Take it from a pro. Here are four tips from Chef Niki Makayama to consider when preparing otsukuri:
1. Fresh wasabi root tastes best. If you can’t find fresh wasabi root, prepared wasabi paste is available at Japanese markets and select grocery stores. Rather than mixing the wasabi with the soy sauce, dab a little wasabi on your sashimi with your chopsticks, then dip the fish with wasabi into the soy sauce.
2. Add life with your plating technique. The emphasis on the plating of the otsukuri course rests firmly on beauty, but it also conveys a sense of being alive. There should be a movement to it, Niki says. “Yama-tani-kawa!” She heard that phrase repeatedly from one of the chefs she worked with in Japan.It means “mountain valley river,” a reference to the different heights that the components on the plate should create.
3. Use the entire knife blade. In Japanese cooking, you don’t rock the knife back and forth against the cutting board. Slice through the vegetable, using the whole blade from the front of the knife toward the back, pulling it toward you. Then lift the knife to slice again.

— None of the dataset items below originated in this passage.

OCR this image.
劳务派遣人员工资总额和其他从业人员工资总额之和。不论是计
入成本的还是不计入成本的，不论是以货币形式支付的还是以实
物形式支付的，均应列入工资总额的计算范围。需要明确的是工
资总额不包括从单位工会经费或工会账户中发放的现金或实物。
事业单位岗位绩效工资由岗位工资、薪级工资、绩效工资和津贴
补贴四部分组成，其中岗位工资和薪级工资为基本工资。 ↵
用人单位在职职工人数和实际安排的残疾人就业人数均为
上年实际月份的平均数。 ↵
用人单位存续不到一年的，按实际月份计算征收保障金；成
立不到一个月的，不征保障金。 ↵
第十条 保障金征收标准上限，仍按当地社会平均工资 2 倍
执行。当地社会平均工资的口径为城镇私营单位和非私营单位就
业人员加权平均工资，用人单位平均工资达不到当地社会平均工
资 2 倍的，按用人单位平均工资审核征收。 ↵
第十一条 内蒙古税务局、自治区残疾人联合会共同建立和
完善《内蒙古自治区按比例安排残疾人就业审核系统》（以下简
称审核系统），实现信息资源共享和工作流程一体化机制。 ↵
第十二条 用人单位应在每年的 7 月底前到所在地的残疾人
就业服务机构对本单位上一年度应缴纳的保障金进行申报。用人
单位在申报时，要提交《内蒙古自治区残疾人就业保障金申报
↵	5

4. Refrigerate the tuna until you are ready to use it. “You’ll find with Japanese cooking,” Niki says, “very little is ever served at room temperature. If it’s supposed to be hot, it’s going to be hot. If it’s supposed to be cold, it’s going to be very cold.”
5. The best way to shop for fish is by talking with your local fishmonger. You want fresh, sashimi-grade tuna from a reputable seafood market or fish counter. The best seafood sellers will offer the whole loin, but Japanese markets also carry small fillets or tuna steaks for sashimi. Fresh tuna should be firm with a deep red color.(If this color is too bright and vibrant, Niki warns, it could mean the seller used artificial color. Make sure to ask where and when the supplier caught the tuna.) Albacore tuna also should be firm but with a paler color.